Евдокия смотрела на эту чёрную щель, и сердце её сжималось от дурного предчувствия. Если Прохор ошибся... Если прохода нет... Если за двадцать лет камнепад завалил его... Они умрут здесь. Все девятеро. И никто никогда не узнает, где сложили свои головы Селивановы.
Она открыла тетрадь, карандаш дрожал в окоченевших пальцах:
«День... Стоим перед хребтом. Еды нет. Дети едва идут. Прохор верит, что проход есть. Я верю Прохору. Больше верить некому».
— Евдокия! — позвал Фёдор. — Идём.
Она спрятала тетрадь, прижала к себе покрепче Ванюшу и шагнула за мужем в узкую, леденящую щель между скалами, которая могла вести их либо к спасению, либо в никуда.
Проход оказался таким узким, что нарты пришлось разгружать и протаскивать бокам, сдирая руки в кровь об острый камень. Фёдор шёл последним, подстраховывая, и с каждым шагом в душе его росла ледяная, тоскливая уверенность: отец ошибся. Это не проход, это ловушка. Каменный мешок, из которого нет выхода.
— Батя! — крикнул он в темноту, и голос его, многократно усиленный эхом, заметался между скал. — Тупик там! Дальше ходу нет!
— Иди! — донёсся глухой, далёкий голос Прохора. — Не останавливайся!
Фёдор стиснул зубы до скрежета. Тридцать два года он беспрекословно подчинялся отцу. Тридцать два года верил, что старшим виднее, что у них есть какая-то особая, сокровенная мудрость. Но сейчас, протискиваясь между ледяных глыб, слыша впереди надрывный плач племянника, он впервые позволил себе страшную мысль: «А что, если отец просто выживший из ума упрямый старик, который ведёт нас всех на верную смерть? Двадцать лет... Люди за это время умирают. Реки русла меняют, горы рушатся. А мы идём по памяти старика, который, может, сам всё это выдумал — красивую сказку про землю обетованную».

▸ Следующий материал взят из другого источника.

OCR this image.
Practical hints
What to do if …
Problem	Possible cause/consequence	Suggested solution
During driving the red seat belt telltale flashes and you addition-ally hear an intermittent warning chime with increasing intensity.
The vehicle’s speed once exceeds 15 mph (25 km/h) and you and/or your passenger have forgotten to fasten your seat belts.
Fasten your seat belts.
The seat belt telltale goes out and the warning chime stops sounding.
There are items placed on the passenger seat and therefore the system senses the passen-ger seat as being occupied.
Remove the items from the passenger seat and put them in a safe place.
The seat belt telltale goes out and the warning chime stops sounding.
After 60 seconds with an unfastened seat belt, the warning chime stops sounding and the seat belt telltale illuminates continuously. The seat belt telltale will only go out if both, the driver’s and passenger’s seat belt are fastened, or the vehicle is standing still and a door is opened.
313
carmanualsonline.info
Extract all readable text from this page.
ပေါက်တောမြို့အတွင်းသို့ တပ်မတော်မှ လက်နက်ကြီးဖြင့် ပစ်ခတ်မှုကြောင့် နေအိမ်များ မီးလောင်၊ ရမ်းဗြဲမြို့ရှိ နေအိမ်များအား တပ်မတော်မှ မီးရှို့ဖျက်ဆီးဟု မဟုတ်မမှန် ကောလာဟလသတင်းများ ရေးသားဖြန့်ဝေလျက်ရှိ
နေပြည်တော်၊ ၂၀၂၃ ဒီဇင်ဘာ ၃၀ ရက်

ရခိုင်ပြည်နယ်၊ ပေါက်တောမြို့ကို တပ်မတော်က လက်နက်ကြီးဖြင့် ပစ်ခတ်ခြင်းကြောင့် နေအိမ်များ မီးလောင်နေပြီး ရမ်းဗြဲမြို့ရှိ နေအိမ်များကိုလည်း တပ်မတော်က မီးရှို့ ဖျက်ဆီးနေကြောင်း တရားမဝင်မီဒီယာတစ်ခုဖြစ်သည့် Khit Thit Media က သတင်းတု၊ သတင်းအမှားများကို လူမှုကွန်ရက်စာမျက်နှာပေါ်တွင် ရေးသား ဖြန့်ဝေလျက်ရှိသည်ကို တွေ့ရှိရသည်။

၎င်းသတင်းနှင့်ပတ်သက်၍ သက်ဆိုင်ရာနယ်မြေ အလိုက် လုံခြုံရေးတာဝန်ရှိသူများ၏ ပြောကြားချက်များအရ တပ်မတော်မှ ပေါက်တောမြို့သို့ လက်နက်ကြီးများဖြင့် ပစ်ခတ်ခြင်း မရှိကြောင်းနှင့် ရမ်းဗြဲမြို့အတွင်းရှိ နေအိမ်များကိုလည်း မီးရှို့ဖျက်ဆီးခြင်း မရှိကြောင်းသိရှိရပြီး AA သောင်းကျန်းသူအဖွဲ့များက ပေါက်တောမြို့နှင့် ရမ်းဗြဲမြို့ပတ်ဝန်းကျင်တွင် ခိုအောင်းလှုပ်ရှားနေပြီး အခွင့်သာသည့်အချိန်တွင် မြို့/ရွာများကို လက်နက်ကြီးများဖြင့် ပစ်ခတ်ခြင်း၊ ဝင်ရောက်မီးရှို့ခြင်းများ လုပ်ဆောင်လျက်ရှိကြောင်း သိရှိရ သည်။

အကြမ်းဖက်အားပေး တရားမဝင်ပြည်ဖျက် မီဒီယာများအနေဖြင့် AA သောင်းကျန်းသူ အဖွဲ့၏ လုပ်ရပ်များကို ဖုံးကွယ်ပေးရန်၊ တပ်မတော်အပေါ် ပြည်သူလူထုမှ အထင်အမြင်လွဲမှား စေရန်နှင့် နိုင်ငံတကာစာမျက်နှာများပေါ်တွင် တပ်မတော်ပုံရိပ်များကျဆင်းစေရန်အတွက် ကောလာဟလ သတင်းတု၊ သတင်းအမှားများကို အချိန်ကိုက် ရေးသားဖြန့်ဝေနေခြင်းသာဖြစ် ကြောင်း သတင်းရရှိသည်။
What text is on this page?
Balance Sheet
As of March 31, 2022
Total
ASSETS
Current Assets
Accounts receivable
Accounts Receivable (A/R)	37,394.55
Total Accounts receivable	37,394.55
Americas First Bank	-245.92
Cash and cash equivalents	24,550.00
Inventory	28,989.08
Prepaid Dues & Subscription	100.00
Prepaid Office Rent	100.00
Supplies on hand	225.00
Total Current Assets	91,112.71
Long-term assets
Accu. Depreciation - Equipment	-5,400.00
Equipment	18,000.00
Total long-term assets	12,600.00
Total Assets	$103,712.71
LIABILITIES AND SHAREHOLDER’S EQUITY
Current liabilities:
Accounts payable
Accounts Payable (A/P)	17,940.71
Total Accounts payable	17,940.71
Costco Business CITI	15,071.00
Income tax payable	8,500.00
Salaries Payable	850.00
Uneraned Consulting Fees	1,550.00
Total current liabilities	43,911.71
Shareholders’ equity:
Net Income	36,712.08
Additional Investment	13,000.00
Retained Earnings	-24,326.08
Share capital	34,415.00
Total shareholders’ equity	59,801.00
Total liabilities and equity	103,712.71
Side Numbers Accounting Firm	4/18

— Федя! — донёсся сзади отчаянный крик Агафьи. — Помоги! Нарты застряли!
Он вернулся, навалился плечом на примерзшие полозья. В этой нарте — последние инструменты, доставшиеся ещё от деда. Топоры, пилы, его кузнечные клещи. Без них в тундре не выжить и дня.
— Давай, родная, — прохрипел он, упираясь ногами в скользкий камень. — Вместе!
Нарты, взвизгнув, поддались. Агафья, тяжело дыша, вытерла пот со лба. Лицо её в полумраке казалось неживым, серым.
— Ты веришь, что там что-то есть? — спросила она шёпотом.
Фёдор промолчал. Не хотел врать, но и правду говорить было страшно.
Они протискивались сквозь щель почти час. Камни сжимались так, что приходилось выдыхать из лёгких весь воздух, чтобы протиснуться. Маленький Ванюша молчал — у него уже не осталось сил даже на плач. Евдокия прижимала его к груди и беззвучно шевелила губами, творя молитву.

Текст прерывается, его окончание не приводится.